Poncirin, which is present abundantly in PF, was also observed to induce relaxation in the porcine coronary artery. Poncirin, like hesperidin, is also a flavonone and lacks the C(2)-C(3) double bond. However, in this study, this compound effected mild vasodilation in the porcine coronary artery. However, the effect of poncirin on the vessels has not been reported.

The vasorelaxation effects of flavonoids and its mechanism have been reported to be closely associated with the endothelium-derived nitiric oxide pathway [32] and the cyclic adenosine monophosphate/protein kinase A-dependent pathway, and to be partially mediated by a potassium channel, such as the BKca [36]. The antihypertensive effect of flavonoids has also been reported [38], and its ability to induce vasorelaxtion has been associated with the design in chemical structure [36].
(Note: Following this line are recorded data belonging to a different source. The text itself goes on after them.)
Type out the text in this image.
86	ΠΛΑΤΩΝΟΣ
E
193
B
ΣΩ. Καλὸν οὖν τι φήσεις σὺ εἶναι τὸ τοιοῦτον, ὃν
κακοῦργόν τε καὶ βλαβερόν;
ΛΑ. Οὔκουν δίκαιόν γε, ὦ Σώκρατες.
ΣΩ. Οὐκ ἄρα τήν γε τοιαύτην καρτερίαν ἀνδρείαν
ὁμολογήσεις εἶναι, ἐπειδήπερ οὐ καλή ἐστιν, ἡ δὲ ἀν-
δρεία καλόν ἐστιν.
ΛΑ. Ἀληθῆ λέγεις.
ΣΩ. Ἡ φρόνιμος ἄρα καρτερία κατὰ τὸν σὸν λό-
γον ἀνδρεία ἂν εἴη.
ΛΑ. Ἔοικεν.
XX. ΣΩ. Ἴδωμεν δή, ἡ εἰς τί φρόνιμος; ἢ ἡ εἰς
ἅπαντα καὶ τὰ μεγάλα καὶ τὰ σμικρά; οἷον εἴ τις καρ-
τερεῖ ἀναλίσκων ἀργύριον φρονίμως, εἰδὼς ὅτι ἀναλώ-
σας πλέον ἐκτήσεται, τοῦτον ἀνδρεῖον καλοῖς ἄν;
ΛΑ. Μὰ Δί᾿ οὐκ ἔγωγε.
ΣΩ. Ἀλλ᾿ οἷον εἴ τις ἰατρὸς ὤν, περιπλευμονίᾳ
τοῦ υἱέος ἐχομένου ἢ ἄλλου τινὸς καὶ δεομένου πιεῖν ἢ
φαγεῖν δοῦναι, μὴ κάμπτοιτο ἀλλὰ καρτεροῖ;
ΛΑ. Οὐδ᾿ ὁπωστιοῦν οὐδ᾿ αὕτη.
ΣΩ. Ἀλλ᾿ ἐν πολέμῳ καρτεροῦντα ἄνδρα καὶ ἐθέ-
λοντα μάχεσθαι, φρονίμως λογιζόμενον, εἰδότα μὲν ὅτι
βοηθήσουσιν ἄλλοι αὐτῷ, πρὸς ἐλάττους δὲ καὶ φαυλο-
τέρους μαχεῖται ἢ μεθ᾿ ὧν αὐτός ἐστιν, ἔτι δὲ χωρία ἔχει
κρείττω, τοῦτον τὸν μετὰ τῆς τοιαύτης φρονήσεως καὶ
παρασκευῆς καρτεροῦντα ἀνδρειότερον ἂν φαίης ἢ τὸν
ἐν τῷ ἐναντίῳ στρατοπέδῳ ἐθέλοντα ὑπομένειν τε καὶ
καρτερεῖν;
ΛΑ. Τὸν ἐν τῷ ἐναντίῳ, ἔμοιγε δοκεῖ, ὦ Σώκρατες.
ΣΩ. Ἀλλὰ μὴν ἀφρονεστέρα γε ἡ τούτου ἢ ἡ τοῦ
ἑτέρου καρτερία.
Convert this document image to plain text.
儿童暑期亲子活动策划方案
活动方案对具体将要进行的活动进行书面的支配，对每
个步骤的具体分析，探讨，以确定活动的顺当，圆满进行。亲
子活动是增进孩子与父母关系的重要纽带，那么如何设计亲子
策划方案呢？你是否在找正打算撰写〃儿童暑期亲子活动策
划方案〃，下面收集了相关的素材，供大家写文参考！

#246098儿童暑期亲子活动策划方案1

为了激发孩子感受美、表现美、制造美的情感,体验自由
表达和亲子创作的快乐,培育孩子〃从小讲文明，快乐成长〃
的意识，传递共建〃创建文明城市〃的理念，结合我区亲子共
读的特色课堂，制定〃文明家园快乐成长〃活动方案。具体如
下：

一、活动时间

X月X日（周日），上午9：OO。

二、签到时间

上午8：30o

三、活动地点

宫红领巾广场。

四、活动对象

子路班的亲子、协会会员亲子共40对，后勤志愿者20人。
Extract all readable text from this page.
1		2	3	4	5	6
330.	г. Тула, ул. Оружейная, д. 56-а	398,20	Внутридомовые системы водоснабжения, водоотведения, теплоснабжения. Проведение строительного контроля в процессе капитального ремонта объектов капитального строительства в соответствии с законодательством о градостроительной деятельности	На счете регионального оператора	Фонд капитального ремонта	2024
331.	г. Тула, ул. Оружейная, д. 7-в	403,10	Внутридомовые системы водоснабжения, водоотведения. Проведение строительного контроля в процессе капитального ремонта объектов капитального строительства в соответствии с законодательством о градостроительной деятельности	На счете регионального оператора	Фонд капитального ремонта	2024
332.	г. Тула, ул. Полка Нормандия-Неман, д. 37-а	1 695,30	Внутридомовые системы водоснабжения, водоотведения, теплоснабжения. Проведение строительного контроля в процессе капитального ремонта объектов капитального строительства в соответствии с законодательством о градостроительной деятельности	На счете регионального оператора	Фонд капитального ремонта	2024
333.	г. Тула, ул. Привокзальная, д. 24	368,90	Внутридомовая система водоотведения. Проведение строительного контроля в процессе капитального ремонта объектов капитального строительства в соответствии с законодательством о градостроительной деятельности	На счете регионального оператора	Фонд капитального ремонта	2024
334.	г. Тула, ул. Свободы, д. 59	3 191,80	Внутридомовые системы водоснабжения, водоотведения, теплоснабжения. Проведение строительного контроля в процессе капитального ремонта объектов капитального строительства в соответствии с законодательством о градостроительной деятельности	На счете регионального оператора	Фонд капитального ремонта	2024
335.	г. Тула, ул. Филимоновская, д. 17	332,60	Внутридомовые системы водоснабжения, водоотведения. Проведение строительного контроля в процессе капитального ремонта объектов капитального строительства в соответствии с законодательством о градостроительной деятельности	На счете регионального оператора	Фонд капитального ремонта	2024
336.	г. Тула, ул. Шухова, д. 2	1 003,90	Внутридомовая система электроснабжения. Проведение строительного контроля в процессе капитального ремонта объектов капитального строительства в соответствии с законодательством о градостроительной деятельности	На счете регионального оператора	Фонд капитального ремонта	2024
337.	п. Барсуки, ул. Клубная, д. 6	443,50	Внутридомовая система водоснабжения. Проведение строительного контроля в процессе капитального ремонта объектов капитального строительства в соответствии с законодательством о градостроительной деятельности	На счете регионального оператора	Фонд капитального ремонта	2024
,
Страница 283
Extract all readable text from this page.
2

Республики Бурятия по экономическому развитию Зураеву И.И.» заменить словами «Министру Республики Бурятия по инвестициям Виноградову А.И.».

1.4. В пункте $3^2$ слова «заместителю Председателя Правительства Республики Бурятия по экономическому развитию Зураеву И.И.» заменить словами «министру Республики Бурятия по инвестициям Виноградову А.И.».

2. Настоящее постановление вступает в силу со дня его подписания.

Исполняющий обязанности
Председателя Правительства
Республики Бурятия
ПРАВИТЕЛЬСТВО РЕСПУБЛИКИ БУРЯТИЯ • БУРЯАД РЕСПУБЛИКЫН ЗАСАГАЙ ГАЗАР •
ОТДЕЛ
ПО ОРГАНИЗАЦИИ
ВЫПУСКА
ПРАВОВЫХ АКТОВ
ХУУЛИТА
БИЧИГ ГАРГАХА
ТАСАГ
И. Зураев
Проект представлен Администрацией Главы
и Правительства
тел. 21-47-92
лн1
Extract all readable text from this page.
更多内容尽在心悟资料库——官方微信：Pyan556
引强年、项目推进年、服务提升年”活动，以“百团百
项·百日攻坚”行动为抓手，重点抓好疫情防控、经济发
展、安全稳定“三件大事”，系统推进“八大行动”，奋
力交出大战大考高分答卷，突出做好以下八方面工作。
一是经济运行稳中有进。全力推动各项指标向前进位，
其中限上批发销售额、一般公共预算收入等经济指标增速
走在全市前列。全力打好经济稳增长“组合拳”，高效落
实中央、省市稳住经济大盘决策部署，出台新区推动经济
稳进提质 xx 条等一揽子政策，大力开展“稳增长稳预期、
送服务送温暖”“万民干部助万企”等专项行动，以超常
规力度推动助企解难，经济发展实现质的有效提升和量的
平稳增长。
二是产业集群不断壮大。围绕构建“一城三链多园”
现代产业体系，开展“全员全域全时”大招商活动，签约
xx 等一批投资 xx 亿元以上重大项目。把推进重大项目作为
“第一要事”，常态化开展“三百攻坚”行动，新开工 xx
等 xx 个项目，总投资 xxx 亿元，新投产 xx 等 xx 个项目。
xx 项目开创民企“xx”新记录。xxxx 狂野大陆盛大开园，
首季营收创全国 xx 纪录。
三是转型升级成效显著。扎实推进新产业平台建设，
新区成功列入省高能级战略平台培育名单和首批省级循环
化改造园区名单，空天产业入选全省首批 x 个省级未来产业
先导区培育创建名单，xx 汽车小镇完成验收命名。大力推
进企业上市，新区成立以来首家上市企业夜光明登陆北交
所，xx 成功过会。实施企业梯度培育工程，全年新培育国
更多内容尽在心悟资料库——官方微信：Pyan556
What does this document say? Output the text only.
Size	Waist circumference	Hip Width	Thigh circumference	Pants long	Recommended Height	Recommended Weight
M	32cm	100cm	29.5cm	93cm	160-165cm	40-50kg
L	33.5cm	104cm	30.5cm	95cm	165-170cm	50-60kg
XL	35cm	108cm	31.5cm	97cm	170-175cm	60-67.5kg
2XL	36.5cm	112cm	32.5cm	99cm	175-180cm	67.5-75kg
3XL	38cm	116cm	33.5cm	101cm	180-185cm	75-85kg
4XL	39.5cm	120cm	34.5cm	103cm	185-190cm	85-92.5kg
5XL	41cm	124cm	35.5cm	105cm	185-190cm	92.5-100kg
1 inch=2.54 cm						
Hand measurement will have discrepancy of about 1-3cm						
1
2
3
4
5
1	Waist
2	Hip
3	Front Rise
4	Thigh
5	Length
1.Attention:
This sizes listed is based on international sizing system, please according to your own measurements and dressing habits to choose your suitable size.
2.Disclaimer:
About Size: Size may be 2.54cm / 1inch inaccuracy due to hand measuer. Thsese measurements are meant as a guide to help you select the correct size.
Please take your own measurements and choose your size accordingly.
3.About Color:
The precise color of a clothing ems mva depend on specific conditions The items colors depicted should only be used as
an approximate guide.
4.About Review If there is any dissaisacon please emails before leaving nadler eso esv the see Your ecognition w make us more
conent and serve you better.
In conclusion, the PF extracts have been determined to induce relaxation in the porcine coronary artery. These effects were at least partially induced by the PF flavonoids. The relaxation is partially mediated by the NO-cGMP pathway. The relaxation effects of other pathways, such as the cAMP pathway and the endothelium-derived hyperpolarizing factor, must be investigated in the future. Finally, the aglycones of PF flavonoids could be involved in effecting relaxation in the porcine coronary artery, indicating that the bioactive forms of flavonoids express greater efficacy.